Sul femminicidio ho avuto risposta da Laura Boldrini (candidata Sel) su Twitter che ha sottolineato la necessità di “lavorare sul fronte legislativo e culturale”, prendendosi anche carico di questi temi, mentre Celeste Costantino (anche lei candidata Sel) mi ha inoltrato una nota in cui delinea un quadro lucido della situazione e in cui si sottolinea sia l’importanza della presenza delle donne in politica, sia l’accesso delle donne al lavoro (che spesso è determinante anche per l’uscita delle donne dalla violenza domestica), in un contesto in cui la riforma varata dalla ministra Fornero è stata una mannaia. Mentre Tommaso Montebello (candidato per Rivoluzione civile), malgrado alcune titubanze “tecniche” riguardo la violenza sulle donne, è stato l’unico a rispondermi prendendo in seria considerazione il grave pericolo che la lobby-pro Pas (Sindrome di alienazione parentale) rappresenta per i bambini e le bambine italiane.

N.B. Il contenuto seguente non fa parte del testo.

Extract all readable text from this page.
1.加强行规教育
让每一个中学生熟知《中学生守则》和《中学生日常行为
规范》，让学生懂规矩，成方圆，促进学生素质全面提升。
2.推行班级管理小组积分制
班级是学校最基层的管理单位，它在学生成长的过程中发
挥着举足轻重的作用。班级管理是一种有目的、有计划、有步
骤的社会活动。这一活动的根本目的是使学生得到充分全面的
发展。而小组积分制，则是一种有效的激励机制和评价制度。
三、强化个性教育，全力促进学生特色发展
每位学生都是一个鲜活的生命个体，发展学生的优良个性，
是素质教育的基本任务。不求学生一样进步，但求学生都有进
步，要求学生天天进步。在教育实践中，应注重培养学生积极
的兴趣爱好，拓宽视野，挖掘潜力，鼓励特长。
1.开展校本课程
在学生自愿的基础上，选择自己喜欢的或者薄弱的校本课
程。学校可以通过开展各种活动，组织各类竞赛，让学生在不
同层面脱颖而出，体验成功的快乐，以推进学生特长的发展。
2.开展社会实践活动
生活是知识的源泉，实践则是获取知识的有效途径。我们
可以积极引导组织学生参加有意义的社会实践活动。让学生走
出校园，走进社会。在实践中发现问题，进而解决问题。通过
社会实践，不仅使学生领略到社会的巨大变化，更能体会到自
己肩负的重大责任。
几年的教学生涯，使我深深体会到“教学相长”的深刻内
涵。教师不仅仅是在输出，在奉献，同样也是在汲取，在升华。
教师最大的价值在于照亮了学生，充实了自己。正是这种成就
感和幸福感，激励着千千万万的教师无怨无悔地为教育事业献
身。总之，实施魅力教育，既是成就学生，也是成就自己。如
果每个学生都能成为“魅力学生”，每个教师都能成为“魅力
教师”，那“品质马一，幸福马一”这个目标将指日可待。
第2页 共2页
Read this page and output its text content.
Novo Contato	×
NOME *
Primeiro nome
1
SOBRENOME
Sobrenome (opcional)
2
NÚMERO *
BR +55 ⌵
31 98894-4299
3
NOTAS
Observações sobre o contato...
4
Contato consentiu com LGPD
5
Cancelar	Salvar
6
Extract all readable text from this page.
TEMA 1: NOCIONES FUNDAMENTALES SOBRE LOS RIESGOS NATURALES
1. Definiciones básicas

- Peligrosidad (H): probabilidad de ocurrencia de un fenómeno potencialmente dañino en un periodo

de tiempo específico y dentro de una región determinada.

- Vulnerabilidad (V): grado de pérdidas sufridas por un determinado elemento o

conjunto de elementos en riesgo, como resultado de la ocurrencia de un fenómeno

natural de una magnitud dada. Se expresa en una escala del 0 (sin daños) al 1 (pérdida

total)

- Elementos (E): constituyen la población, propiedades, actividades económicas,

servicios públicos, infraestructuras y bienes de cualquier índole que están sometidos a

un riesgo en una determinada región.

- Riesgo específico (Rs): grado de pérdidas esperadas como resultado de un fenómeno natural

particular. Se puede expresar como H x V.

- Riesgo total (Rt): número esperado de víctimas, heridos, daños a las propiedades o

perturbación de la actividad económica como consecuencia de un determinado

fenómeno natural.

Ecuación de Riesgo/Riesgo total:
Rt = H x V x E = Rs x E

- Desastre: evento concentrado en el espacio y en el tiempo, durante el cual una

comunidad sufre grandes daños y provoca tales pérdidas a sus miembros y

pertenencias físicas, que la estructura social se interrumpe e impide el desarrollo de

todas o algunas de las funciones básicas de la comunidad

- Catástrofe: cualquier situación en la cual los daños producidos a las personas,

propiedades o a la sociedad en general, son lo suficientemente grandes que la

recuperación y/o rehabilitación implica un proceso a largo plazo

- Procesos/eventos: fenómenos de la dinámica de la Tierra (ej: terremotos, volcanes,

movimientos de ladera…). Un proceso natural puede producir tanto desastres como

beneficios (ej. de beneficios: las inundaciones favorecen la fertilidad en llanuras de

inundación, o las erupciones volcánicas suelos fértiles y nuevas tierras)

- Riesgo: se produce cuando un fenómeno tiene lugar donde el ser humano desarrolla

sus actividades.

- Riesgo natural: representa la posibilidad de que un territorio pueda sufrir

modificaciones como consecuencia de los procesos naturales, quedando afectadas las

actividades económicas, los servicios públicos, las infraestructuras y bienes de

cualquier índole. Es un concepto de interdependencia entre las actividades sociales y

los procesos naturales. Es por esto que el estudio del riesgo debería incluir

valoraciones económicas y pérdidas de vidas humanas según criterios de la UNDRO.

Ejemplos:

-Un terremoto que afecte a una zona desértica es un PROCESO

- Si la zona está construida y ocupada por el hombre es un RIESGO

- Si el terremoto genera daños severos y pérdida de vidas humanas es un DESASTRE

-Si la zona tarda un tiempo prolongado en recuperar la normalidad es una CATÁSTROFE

Giorni fa un’altra bambina italiana è stata sottratta alla sua casa e all’ambiente in cui viveva, prelevata a scuola e da vigili urbani accompagnati da una psicologa, e portata via. La bambina non ha opposto resistenza, come il caso di Padova, ed è stata portata in casa famiglia, ma l’episodio, come riporta  Primonumero, “ha creato turbamento fra gli insegnanti e gli alunni”, nell’applicazione di un provvedimento del Tribunale dei Minori. Una vicenda in cui è entrata anche la Corte di Strasburgo, a cui il padre si era rivolto per le visite non rispettate dalla madre della piccola, dichiarando che l’Italia non garantisce adeguatamente i padri separati. Una garanzia che non può e non deve passare comunque sulla pelle dei bambini e su cui va impedito che avvocati, psicologi e lobby strumentalizzino un problema che esiste ma che non può essere risolto né dichiarando i bambini “malati” di una sindrome inventata (la Pas appunto) né rinchiudendo questi bambini in casa famiglia per essere “resettati” (ci sono altri metodi di garanzia, altrimenti quanti minori ancora verranno rinchiusi in ambienti “neutri” e strappati al proprio ambiente di crescita con danni ancora più gravi per la loro psiche?).